2.5 | Temperature responses of photosynthesis
parameters
The temperature responses of VCMax and
JMax were fitted according to Medlyn et al .
(2002) as:
\(\text{f\ }\left(T_{k}\right)=k_{\text{Opt}}\times\ \frac{H_{d}\ \times\ e^{\left(\frac{H_{a}\ \times\ \left(T_{k}\ -\ T_{\text{Opt}}\right)}{T_{k}\ \times\ R\ \times\ T_{\text{Opt}}}\right)}}{H_{d}-\text{\ H}_{a}\ \times\ \left(1-e^{\left(\frac{H_{d}\ \times\ \left(T_{k}\ -\text{\ T}_{\text{Opt}}\right)}{T_{k}\ \times\ R\ \times\ T_{\text{Opt}}}\right)}\right)}\)Eqn. 3
where temperatures are in Kelvin, kOpt is
VCMax or JMax at TOpt,
Ha represents the activation energy—it describes the
exponential rise of the curve before TOpt—
Hd is the ‘de-activation energy’, reflecting the rate of
decrease above TOpt, and R is the universal gas
constant (8.314 J K–1 mol–1). We
also calculated the entropy parameter ΔS (sensu Medlyn et al. 2002),
which is related to TOpt as:
\(T_{\text{Opt}}=\frac{H_{d}}{S-\text{R\ ln}\left(\frac{H_{a}}{H_{d}-H_{a}}\right)}\)Eqn. 4
and thus:
\(S\ =\frac{H_{d}}{T_{\text{Opt}}}+R\ \ln\left(\frac{H_{a}}{H_{d}-H_{a}}\right)\)Eqn. 5
To improve our ability to obtain
robust parameter estimates we pooled measurements made on different
leaves within each treatment—the experimental design and the number of
leaf-level replicates was not amenable to a random effects model. Fig.

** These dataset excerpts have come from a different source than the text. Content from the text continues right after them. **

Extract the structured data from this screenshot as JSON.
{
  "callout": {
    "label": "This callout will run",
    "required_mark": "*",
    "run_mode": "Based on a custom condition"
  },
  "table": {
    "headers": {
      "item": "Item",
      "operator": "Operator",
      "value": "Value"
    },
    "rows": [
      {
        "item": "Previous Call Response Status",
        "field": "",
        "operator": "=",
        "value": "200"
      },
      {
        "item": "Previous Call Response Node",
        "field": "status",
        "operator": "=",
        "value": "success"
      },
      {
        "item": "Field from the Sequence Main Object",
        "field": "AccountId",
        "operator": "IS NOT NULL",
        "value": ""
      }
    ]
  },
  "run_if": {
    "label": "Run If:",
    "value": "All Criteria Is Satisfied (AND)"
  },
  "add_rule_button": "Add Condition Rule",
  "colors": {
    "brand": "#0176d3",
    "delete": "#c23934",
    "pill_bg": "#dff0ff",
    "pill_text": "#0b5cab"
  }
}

S1 shows leaf-level curves in comparison to pooled-data curves.
Net photosynthesis at the ambient conditions of control and treatment
domes, that is, at about 400 ppm (P400) and at 800 ppm
(P800), respectively, were extracted from each A-Ci
curve, and P400 and P800 were fitted
with a parabolic function following Gunderson, O’Hara, Campion, Walker
& Edwards (2010) as:
\(P_{400}\text{\ or\ }P_{800\ }=\ P_{\text{Opt}}\ -b\ \times\ \left(T_{k}\ -\ T_{\text{Opt}}\right)^{2}\)Eqn. 6
where POpt is the rate of net photosynthesis at 400 or
800 ppm CO2 at optimum temperature TOpt,
and b is a shape parameter that is inversely proportional to the width
of the parabolic curve. The full equation used for estimating parameters
for all four treatment categories is shown in Table S1. Net
photosynthesis was also fitted with Eqn 3, for which the results are
presented in Table S3.
In addition, for each curve the net photosynthesis rate at
Ci of 270 (P270) and 505 ppm
(P505) were calculated. These Ci values
correspond with the mean Ci associated with measurement
CO2 concentrations of 400 and 800 ppm, respectively. By
analyzing the temperature response of photosynthesis at a given
Ci, the temperature and associated VPD effects on
stomatal conductance are accounted for, and hence, comparison of the
parameters obtained from the P400 and
P270 (and P800 and P505)
can reveal the role of stomatal conductance in determining the
temperature optimum of photosynthesis (Kumarathunge et al. 2019).